Overview: Ryan Kwanten (Jason Stackhouse of TV’s True Blood) stars in this charming, quirky and totally unpredictable romantic comedy about the superhero in all of us. Griff (Kwanten), a shy and awkward office worker by day, finds escape from his ordinary life by assuming the identity of a fantastic superhero each night. Griff’s secret is jeopardized when he meets Melody (Maeve Dermody), a cute but unconventional daydreamer.

Review: As the movie starts you get the feeling money was spent on it, that the script is above average and the acting is well above par. So, knowing in my heart it is not some slapped together B-movie, I settled in for the ride late last night. And boy, what a ride I got, for 'Griff the Invisible' is quite easily one of the best movies I have seen in the past 10 years!

Written and directed by Leon Ford (himself an Australian actor who has appeared in many television and theatre productions), the story opens with Griff (Kwanten) as 'Griff the Invisible,' a superhero who roams the streets of his local neighborhood, protecting the innocent. Battling a small army of Batmanish baddies one minute, a socially awkward office worker who spends his days being bullied by his workmates the next, his world is suddenly turned upside down when he meets Melody (Dermody).

Melody is a beautiful young wannabe scientist who is actually dating Griff's older brother, Tim (Patrick Brammall). But when the two young love birds meet a chemistry is born and their quirky way to look at life unites them as one - eventually!

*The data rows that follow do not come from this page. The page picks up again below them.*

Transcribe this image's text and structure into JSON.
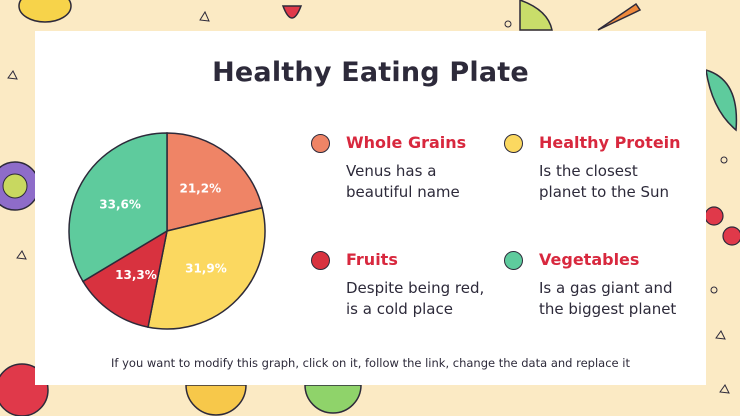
{
  "slide": {
    "title": "Healthy Eating Plate",
    "footnote": "If you want to modify this graph, click on it, follow the link, change the data and replace it"
  },
  "colors": {
    "background": "#fbeac4",
    "card": "#ffffff",
    "title": "#2d2a3a",
    "accent_red": "#d8283e"
  },
  "legend": [
    {
      "title": "Whole Grains",
      "desc_lines": [
        "Venus has a",
        "beautiful name"
      ],
      "color": "#ef8466"
    },
    {
      "title": "Healthy Protein",
      "desc_lines": [
        "Is the closest",
        "planet to the Sun"
      ],
      "color": "#fbd860"
    },
    {
      "title": "Fruits",
      "desc_lines": [
        "Despite being red,",
        "is a cold place"
      ],
      "color": "#d8323f"
    },
    {
      "title": "Vegetables",
      "desc_lines": [
        "Is a gas giant and",
        "the biggest planet"
      ],
      "color": "#5ecb9d"
    }
  ],
  "chart_data": {
    "type": "pie",
    "slices": [
      {
        "label": "Whole Grains",
        "value": 21.2,
        "display": "21,2%",
        "color": "#ef8466"
      },
      {
        "label": "Healthy Protein",
        "value": 31.9,
        "display": "31,9%",
        "color": "#fbd860"
      },
      {
        "label": "Fruits",
        "value": 13.3,
        "display": "13,3%",
        "color": "#d8323f"
      },
      {
        "label": "Vegetables",
        "value": 33.6,
        "display": "33,6%",
        "color": "#5ecb9d"
      }
    ],
    "start_angle_deg": 0,
    "direction": "clockwise",
    "legend": "right"
  }
}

Sharing his passion for the impossible, they begin to work together: her creating invisible suits for him to get around in and not be seen, he becoming more secure within himself about the role he must undertake each night.

Being that this is an Australian romantic comedy-drama, cum offbeat tale, the hard accents are quickly forgotten about early on and the film is allowed to breathe before us. Griff has his own superhero outfit, a direct (red) phone line to The Commissioner, and multiple video screens feeding him data on the corruption of the city around him.

And, for whatever reason will, I'm sure be made clear on the special features of the DVD once released, the film is chock full of yellow most all the way through! His jacket, his apartment, his plates, the streets he walks, and so forth. He even adds to the yellow with a bath full of lemons!

Come the end of this engrossing film, things start to make sense, Melody begins to finally understand her own purpose in life, and the ultimate ending is a moral one built on the fabric of what we know to be real and what we lovingly perceive to be so.